Any late tax payments now carry interest at 3%. Should tax be outstanding for over 6 months, a 5% surcharge on the outstanding amount may also apply, along with surcharges of up to 15% for VAT paid as little as one day late. If you can only pay some of your tax bills, it is often better to prioritise the VAT; however, our team can always advise on this.

When faced with a tax bill you cannot pay, the first step should always be to contact HMRC to make an arrangement to spread the bill over a number of months. This is known as a Time to Pay agreement and can be done online if you owe HMRC less than £30,000. If the debt is over £30,000 or you need longer than a year to pay, you will need to speak directly with an HMRC officer to provide more information – we can help you arrange and prepare for this.

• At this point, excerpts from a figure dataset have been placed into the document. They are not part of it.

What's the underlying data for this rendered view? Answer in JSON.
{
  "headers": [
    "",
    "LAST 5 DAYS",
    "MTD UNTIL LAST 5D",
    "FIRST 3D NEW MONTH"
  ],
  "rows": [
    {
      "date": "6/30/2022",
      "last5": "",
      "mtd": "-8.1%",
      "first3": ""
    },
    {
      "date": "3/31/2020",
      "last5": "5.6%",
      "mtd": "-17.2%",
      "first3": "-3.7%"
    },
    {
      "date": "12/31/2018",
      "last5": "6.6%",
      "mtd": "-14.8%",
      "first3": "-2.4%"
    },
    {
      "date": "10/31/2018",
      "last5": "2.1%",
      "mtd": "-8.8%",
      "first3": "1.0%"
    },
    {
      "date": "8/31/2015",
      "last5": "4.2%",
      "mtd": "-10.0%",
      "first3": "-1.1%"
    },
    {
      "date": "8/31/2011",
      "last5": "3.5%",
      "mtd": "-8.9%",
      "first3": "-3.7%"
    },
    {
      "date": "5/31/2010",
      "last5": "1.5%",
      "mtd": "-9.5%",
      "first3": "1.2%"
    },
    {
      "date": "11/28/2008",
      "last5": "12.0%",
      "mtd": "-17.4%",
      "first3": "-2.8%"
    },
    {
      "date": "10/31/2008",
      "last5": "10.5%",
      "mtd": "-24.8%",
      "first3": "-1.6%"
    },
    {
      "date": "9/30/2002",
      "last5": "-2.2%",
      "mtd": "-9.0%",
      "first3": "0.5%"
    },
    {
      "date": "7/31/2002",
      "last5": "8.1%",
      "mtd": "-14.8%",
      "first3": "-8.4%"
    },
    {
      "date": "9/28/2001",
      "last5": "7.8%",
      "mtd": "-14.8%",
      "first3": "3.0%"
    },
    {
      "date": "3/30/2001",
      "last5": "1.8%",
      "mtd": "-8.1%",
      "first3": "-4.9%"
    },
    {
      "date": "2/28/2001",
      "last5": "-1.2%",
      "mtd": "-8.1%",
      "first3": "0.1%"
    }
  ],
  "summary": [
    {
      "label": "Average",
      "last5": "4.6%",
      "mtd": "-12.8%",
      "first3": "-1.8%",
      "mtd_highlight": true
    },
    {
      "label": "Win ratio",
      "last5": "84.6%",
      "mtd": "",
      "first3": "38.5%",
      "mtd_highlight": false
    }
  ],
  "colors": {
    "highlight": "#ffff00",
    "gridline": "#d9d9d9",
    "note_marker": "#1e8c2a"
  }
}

Suppose you have income tax still outstanding from 2019-20 but are due a tax repayment in 2020-21. In this case, you may assume the repayment would be offset against the tax due and prevent any further interest from running. Unfortunately, this is not how tax rules work. The tax repayment for 2020-21 is generally offset against the outstanding tax, but only with effect from the final deadline for submitting the tax return – this is the 31st of January 2022 for the 2020-21 tax return.

If your 2020-21 tax return was submitted earlier than the 31st of January 2022, we could ask that HMRC treats the effective date of the repayment offset as the date when your tax return was logged as received. This should remove much of the interest charged.